I have had trouble determining if out-of-core training is possible with Distributed XGBoost with Dask. By out of core I mean iterative loading and training on, for example, a dataset that is larger than the available RAM on a single worker. I created an example below that is similar to the training example in the XGBoost dask documentation.

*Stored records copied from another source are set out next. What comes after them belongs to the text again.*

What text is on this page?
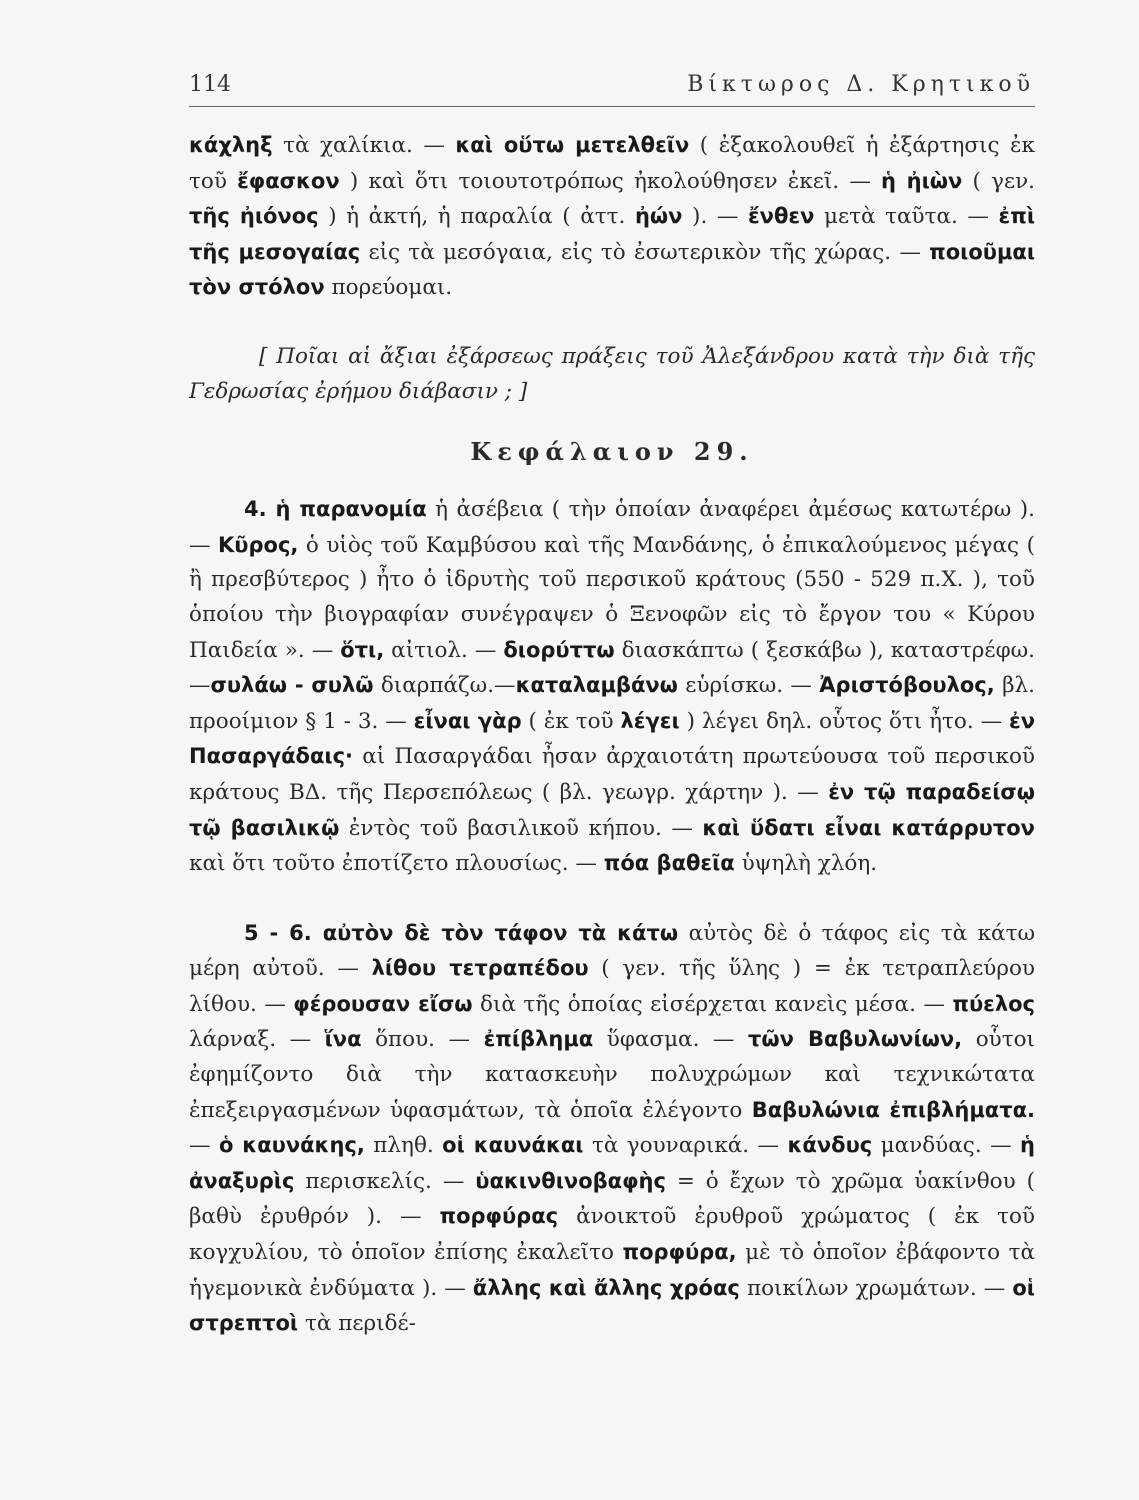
114	Βίκτωρος Δ. Κρητικοῦ

κάχληξ τὰ χαλίκια. — καὶ οὕτω μετελθεῖν ( ἐξακολουθεῖ ἡ ἐξάρτησις ἐκ τοῦ ἔφασκον ) καὶ ὅτι τοιουτοτρόπως ἠκολούθησεν ἐκεῖ. — ἡ ἠιὼν ( γεν. τῆς ἠιόνος ) ἡ ἀκτή, ἡ παραλία ( ἀττ. ἠών ). — ἔνθεν μετὰ ταῦτα. — ἐπὶ τῆς μεσογαίας εἰς τὰ μεσόγαια, εἰς τὸ ἐσωτερικὸν τῆς χώρας. — ποιοῦμαι τὸν στόλον πορεύομαι.

[ Ποῖαι αἱ ἄξιαι ἐξάρσεως πράξεις τοῦ Ἀλεξάνδρου κατὰ τὴν διὰ τῆς Γεδρωσίας ἐρήμου διάβασιν ; ]

Κεφάλαιον 29.

4. ἡ παρανομία ἡ ἀσέβεια ( τὴν ὁποίαν ἀναφέρει ἀμέσως κατωτέρω ). — Κῦρος, ὁ υἱὸς τοῦ Καμβύσου καὶ τῆς Μανδάνης, ὁ ἐπικαλούμενος μέγας ( ἢ πρεσβύτερος ) ἦτο ὁ ἱδρυτὴς τοῦ περσικοῦ κράτους (550 - 529 π.Χ. ), τοῦ ὁποίου τὴν βιογραφίαν συνέγραψεν ὁ Ξενοφῶν εἰς τὸ ἔργον του « Κύρου Παιδεία ». — ὅτι, αἰτιολ. — διορύττω διασκάπτω ( ξεσκάβω ), καταστρέφω.—συλάω - συλῶ διαρπάζω.—καταλαμβάνω εὑρίσκω. — Ἀριστόβουλος, βλ. προοίμιον § 1 - 3. — εἶναι γὰρ ( ἐκ τοῦ λέγει ) λέγει δηλ. οὗτος ὅτι ἦτο. — ἐν Πασαργάδαις· αἱ Πασαργάδαι ἦσαν ἀρχαιοτάτη πρωτεύουσα τοῦ περσικοῦ κράτους ΒΔ. τῆς Περσεπόλεως ( βλ. γεωγρ. χάρτην ). — ἐν τῷ παραδείσῳ τῷ βασιλικῷ ἐντὸς τοῦ βασιλικοῦ κήπου. — καὶ ὕδατι εἶναι κατάρρυτον καὶ ὅτι τοῦτο ἐποτίζετο πλουσίως. — πόα βαθεῖα ὑψηλὴ χλόη.

5 - 6. αὐτὸν δὲ τὸν τάφον τὰ κάτω αὐτὸς δὲ ὁ τάφος εἰς τὰ κάτω μέρη αὐτοῦ. — λίθου τετραπέδου ( γεν. τῆς ὕλης ) = ἐκ τετραπλεύρου λίθου. — φέρουσαν εἴσω διὰ τῆς ὁποίας εἰσέρχεται κανεὶς μέσα. — πύελος λάρναξ. — ἵνα ὅπου. — ἐπίβλημα ὕφασμα. — τῶν Βαβυλωνίων, οὗτοι ἐφημίζοντο διὰ τὴν κατασκευὴν πολυχρώμων καὶ τεχνικώτατα ἐπεξειργασμένων ὑφασμάτων, τὰ ὁποῖα ἐλέγοντο Βαβυλώνια ἐπιβλήματα. — ὁ καυνάκης, πληθ. οἱ καυνάκαι τὰ γουναρικά. — κάνδυς μανδύας. — ἡ ἀναξυρὶς περισκελίς. — ὑακινθινοβαφὴς = ὁ ἔχων τὸ χρῶμα ὑακίνθου ( βαθὺ ἐρυθρόν ). — πορφύρας ἀνοικτοῦ ἐρυθροῦ χρώματος ( ἐκ τοῦ κογχυλίου, τὸ ὁποῖον ἐπίσης ἐκαλεῖτο πορφύρα, μὲ τὸ ὁποῖον ἐβάφοντο τὰ ἡγεμονικὰ ἐνδύματα ). — ἄλλης καὶ ἄλλης χρόας ποικίλων χρωμάτων. — οἱ στρεπτοὶ τὰ περιδέ-
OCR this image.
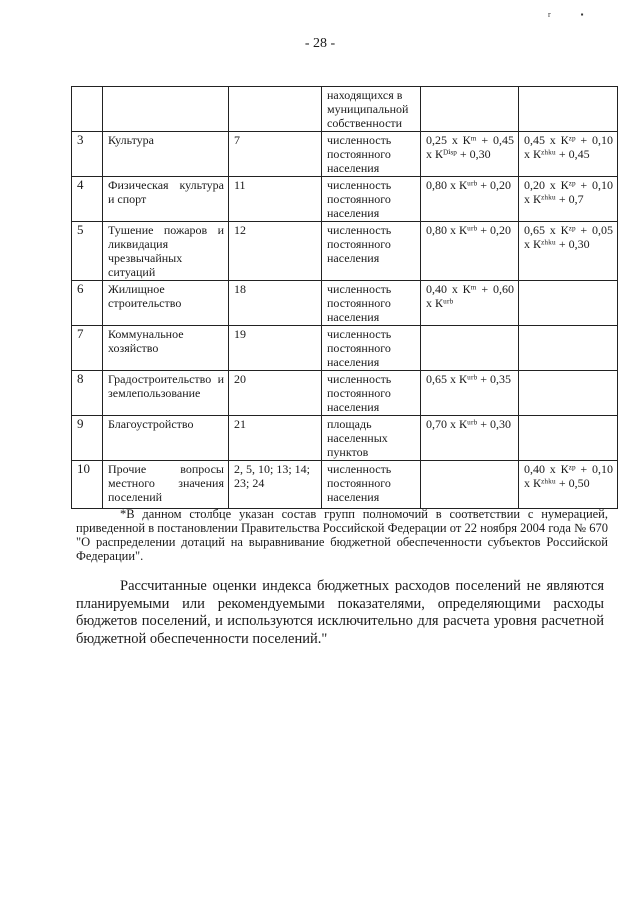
- 28 -
r ▪
			находящихся в муниципальной собственности		
3	Культура	7	численность постоянного населения	0,25 х Кᵐ + 0,45 х Кᴰⁱˢᵖ + 0,30	0,45 х Кᶻᵖ + 0,10 х Кᶻʰᵏᵘ + 0,45
4	Физическая культура и спорт	11	численность постоянного населения	0,80 х Кᵘʳᵇ + 0,20	0,20 х Кᶻᵖ + 0,10 х Кᶻʰᵏᵘ + 0,7
5	Тушение пожаров и ликвидация чрезвычайных ситуаций	12	численность постоянного населения	0,80 х Кᵘʳᵇ + 0,20	0,65 х Кᶻᵖ + 0,05 х Кᶻʰᵏᵘ + 0,30
6	Жилищное строительство	18	численность постоянного населения	0,40 х Кᵐ + 0,60 х Кᵘʳᵇ	
7	Коммунальное хозяйство	19	численность постоянного населения		
8	Градостроительство и землепользование	20	численность постоянного населения	0,65 х Кᵘʳᵇ + 0,35	
9	Благоустройство	21	площадь населенных пунктов	0,70 х Кᵘʳᵇ + 0,30	
10	Прочие вопросы местного значения поселений	2, 5, 10; 13; 14; 23; 24	численность постоянного населения		0,40 х Кᶻᵖ + 0,10 х Кᶻʰᵏᵘ + 0,50
*В данном столбце указан состав групп полномочий в соответствии с нумерацией, приведенной в постановлении Правительства Российской Федерации от 22 ноября 2004 года № 670 "О распределении дотаций на выравнивание бюджетной обеспеченности субъектов Российской Федерации".
Рассчитанные оценки индекса бюджетных расходов поселений не являются планируемыми или рекомендуемыми показателями, определяющими расходы бюджетов поселений, и используются исключительно для расчета уровня расчетной бюджетной обеспеченности поселений."
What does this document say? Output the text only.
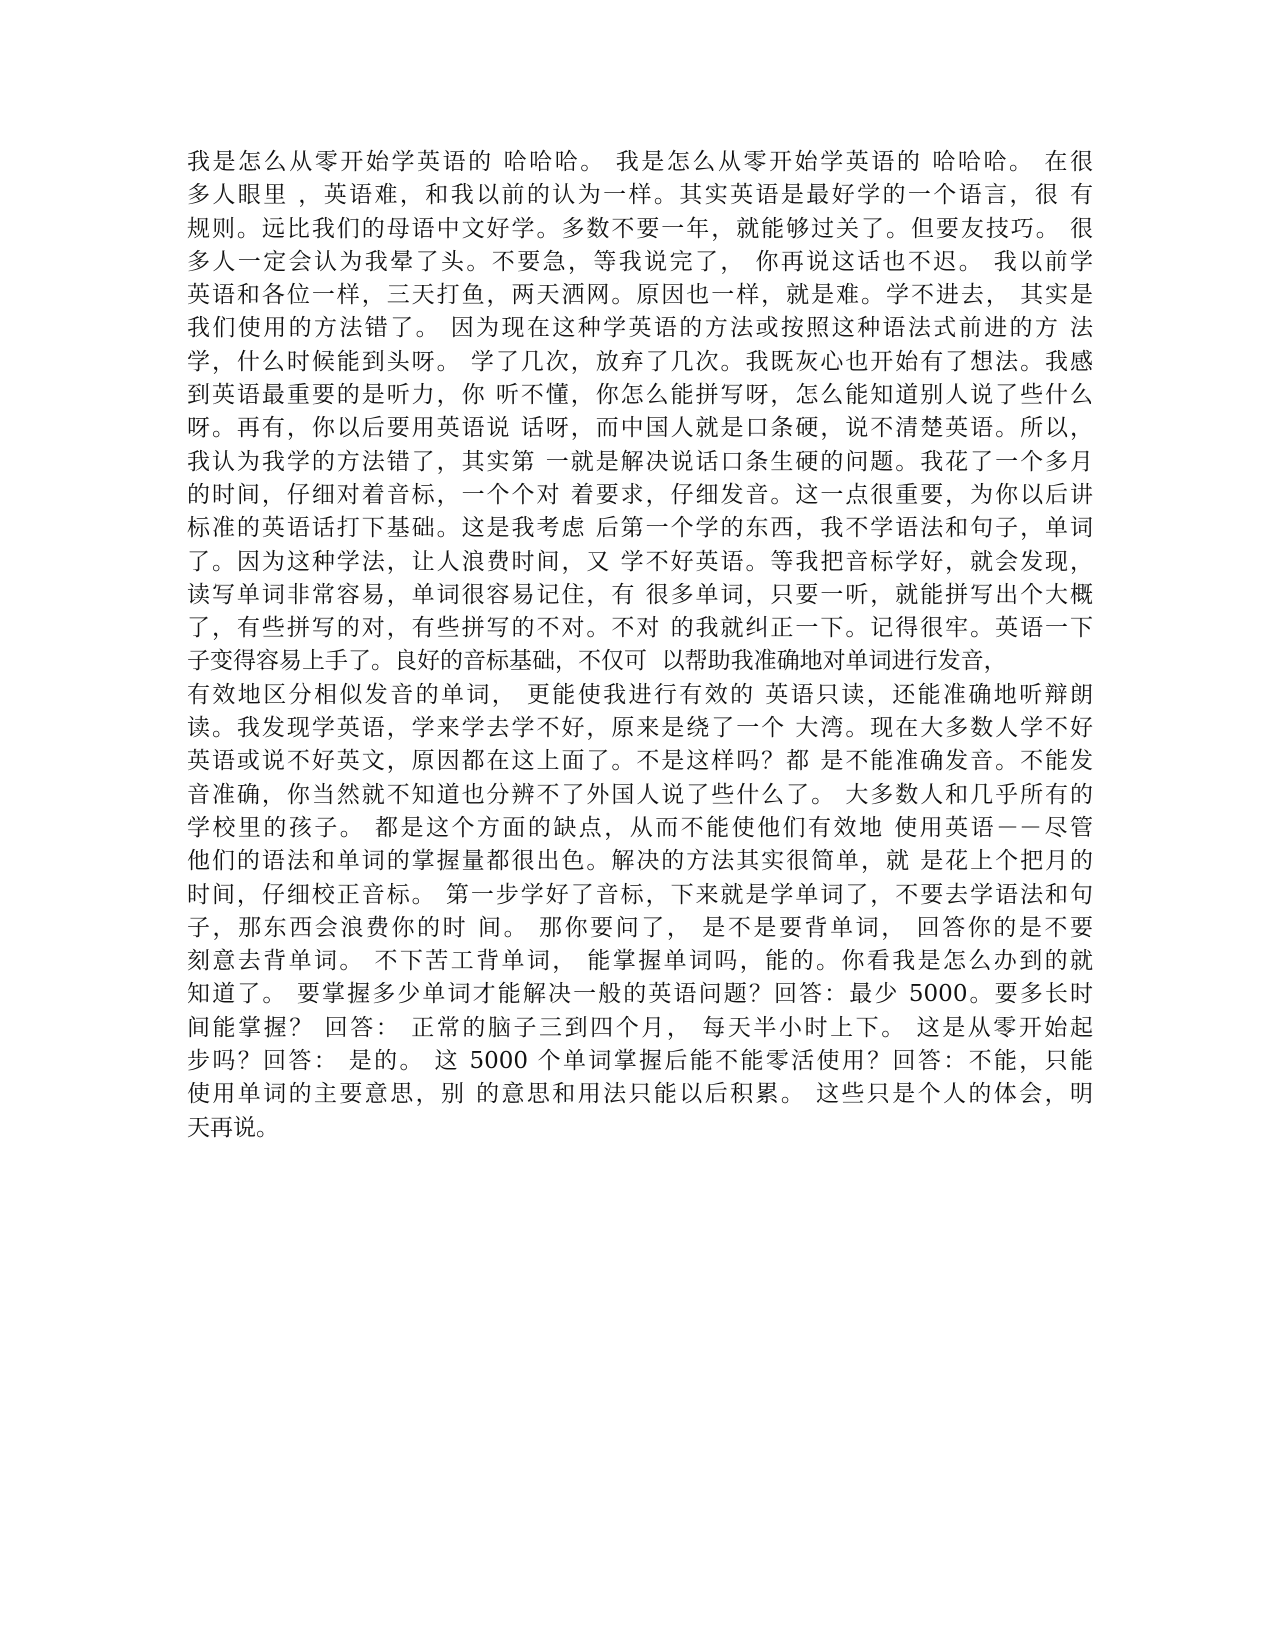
我是怎么从零开始学英语的 哈哈哈。 我是怎么从零开始学英语的 哈哈哈。 在很
多人眼里 ，英语难，和我以前的认为一样。其实英语是最好学的一个语言，很 有
规则。远比我们的母语中文好学。多数不要一年，就能够过关了。但要友技巧。 很
多人一定会认为我晕了头。不要急，等我说完了， 你再说这话也不迟。 我以前学
英语和各位一样，三天打鱼，两天洒网。原因也一样，就是难。学不进去， 其实是
我们使用的方法错了。 因为现在这种学英语的方法或按照这种语法式前进的方 法
学，什么时候能到头呀。 学了几次，放弃了几次。我既灰心也开始有了想法。我感
到英语最重要的是听力，你 听不懂，你怎么能拼写呀，怎么能知道别人说了些什么
呀。再有，你以后要用英语说 话呀，而中国人就是口条硬，说不清楚英语。所以，
我认为我学的方法错了，其实第 一就是解决说话口条生硬的问题。我花了一个多月
的时间，仔细对着音标，一个个对 着要求，仔细发音。这一点很重要，为你以后讲
标准的英语话打下基础。这是我考虑 后第一个学的东西，我不学语法和句子，单词
了。因为这种学法，让人浪费时间，又 学不好英语。等我把音标学好，就会发现，
读写单词非常容易，单词很容易记住，有 很多单词，只要一听，就能拼写出个大概
了，有些拼写的对，有些拼写的不对。不对 的我就纠正一下。记得很牢。英语一下
子变得容易上手了。良好的音标基础，不仅可  以帮助我准确地对单词进行发音，
有效地区分相似发音的单词， 更能使我进行有效的 英语只读，还能准确地听辩朗
读。我发现学英语，学来学去学不好，原来是绕了一个 大湾。现在大多数人学不好
英语或说不好英文，原因都在这上面了。不是这样吗？都 是不能准确发音。不能发
音准确，你当然就不知道也分辨不了外国人说了些什么了。 大多数人和几乎所有的
学校里的孩子。 都是这个方面的缺点，从而不能使他们有效地 使用英语－－尽管
他们的语法和单词的掌握量都很出色。解决的方法其实很简单，就 是花上个把月的
时间，仔细校正音标。 第一步学好了音标，下来就是学单词了，不要去学语法和句
子，那东西会浪费你的时 间。 那你要问了， 是不是要背单词， 回答你的是不要
刻意去背单词。 不下苦工背单词， 能掌握单词吗，能的。你看我是怎么办到的就
知道了。 要掌握多少单词才能解决一般的英语问题？回答：最少 5000。要多长时
间能掌握？ 回答： 正常的脑子三到四个月， 每天半小时上下。 这是从零开始起
步吗？回答： 是的。 这 5000 个单词掌握后能不能零活使用？回答：不能，只能
使用单词的主要意思，别 的意思和用法只能以后积累。 这些只是个人的体会，明
天再说。
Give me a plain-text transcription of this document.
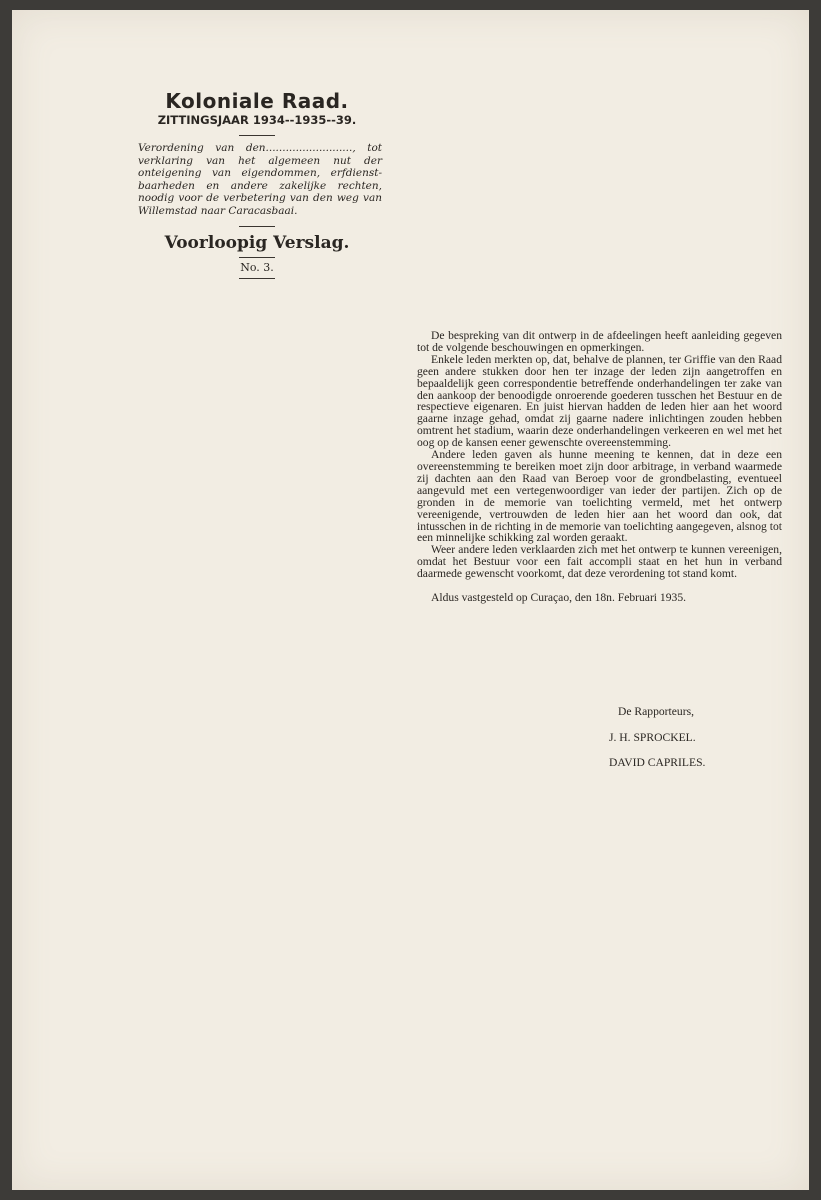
Koloniale Raad.
ZITTINGSJAAR 1934--1935--39.
Verordening van den.........................., tot verklaring van het algemeen nut der onteigening van eigendommen, erfdienst-baarheden en andere zakelijke rechten, noodig voor de verbetering van den weg van Willemstad naar Caracasbaai.
Voorloopig Verslag.
No. 3.

De bespreking van dit ontwerp in de afdeelingen heeft aanleiding gegeven tot de volgende beschouwingen en opmerkingen.

Enkele leden merkten op, dat, behalve de plannen, ter Griffie van den Raad geen andere stukken door hen ter inzage der leden zijn aangetroffen en bepaaldelijk geen correspondentie betreffende onderhandelingen ter zake van den aankoop der benoodigde onroerende goederen tusschen het Bestuur en de respectieve eigenaren. En juist hiervan hadden de leden hier aan het woord gaarne inzage gehad, omdat zij gaarne nadere inlichtingen zouden hebben omtrent het stadium, waarin deze onderhandelingen verkeeren en wel met het oog op de kansen eener gewenschte overeenstemming.

Andere leden gaven als hunne meening te kennen, dat in deze een overeenstemming te bereiken moet zijn door arbitrage, in verband waarmede zij dachten aan den Raad van Beroep voor de grondbelasting, eventueel aangevuld met een vertegenwoordiger van ieder der partijen. Zich op de gronden in de memorie van toelichting vermeld, met het ontwerp vereenigende, vertrouwden de leden hier aan het woord dan ook, dat intusschen in de richting in de memorie van toelichting aangegeven, alsnog tot een minnelijke schikking zal worden geraakt.

Weer andere leden verklaarden zich met het ontwerp te kunnen vereenigen, omdat het Bestuur voor een fait accompli staat en het hun in verband daarmede gewenscht voorkomt, dat deze verordening tot stand komt.

Aldus vastgesteld op Curaçao, den 18n. Februari 1935.

De Rapporteurs,
J. H. SPROCKEL.
DAVID CAPRILES.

I attempted to run the below on a local cluster with a single worker limited to 500MB of memory. The total dataset is ~500MB and I have created 20 chunks (10 for each array) so about 50MB per partition. Naively, I expected that each partition would be loaded iteratively on the worker and xgboost would train on a single partition, save the result back to disk and then collect all results to create a single booster. However, when experimenting with this the creation of the DaskDMatrix
hang, the worker fails and gets restarted repeatedly. From reading the XGBoost docs it is unclear to me if it is possible to train out-of-core with Dask as I am attempting or if I need to add additional workers such that my entire dataset (and intermediate DMatrix) can fit into the combined RAM of all my workers. (Note: I am actually interested in running on a cluster, but wanted to run a simple experiment to determine if OOC training is possible).
import dask.array as da
from dask import persist
from dask.distributed import Client
import xgboost as xgb
client = Client(<address>)
client
num_obs = 1e6
num_features = 50
chunk_size = 1e5
X = da.random.random(size=(num_obs, num_features), chunks=(chunk_size, num_features))
y = da.random.random(size=(num_obs, 1), chunks=(chunk_size, 1))
dtrain = xgb.dask.DaskDMatrix(client, X, y)
output = xgb.dask.train(
client,
{"verbosity": 2, "tree_method": "hist", "objective": "reg:squarederror"},
dtrain,
num_boost_round=4,
evals=[(dtrain, "train")],
)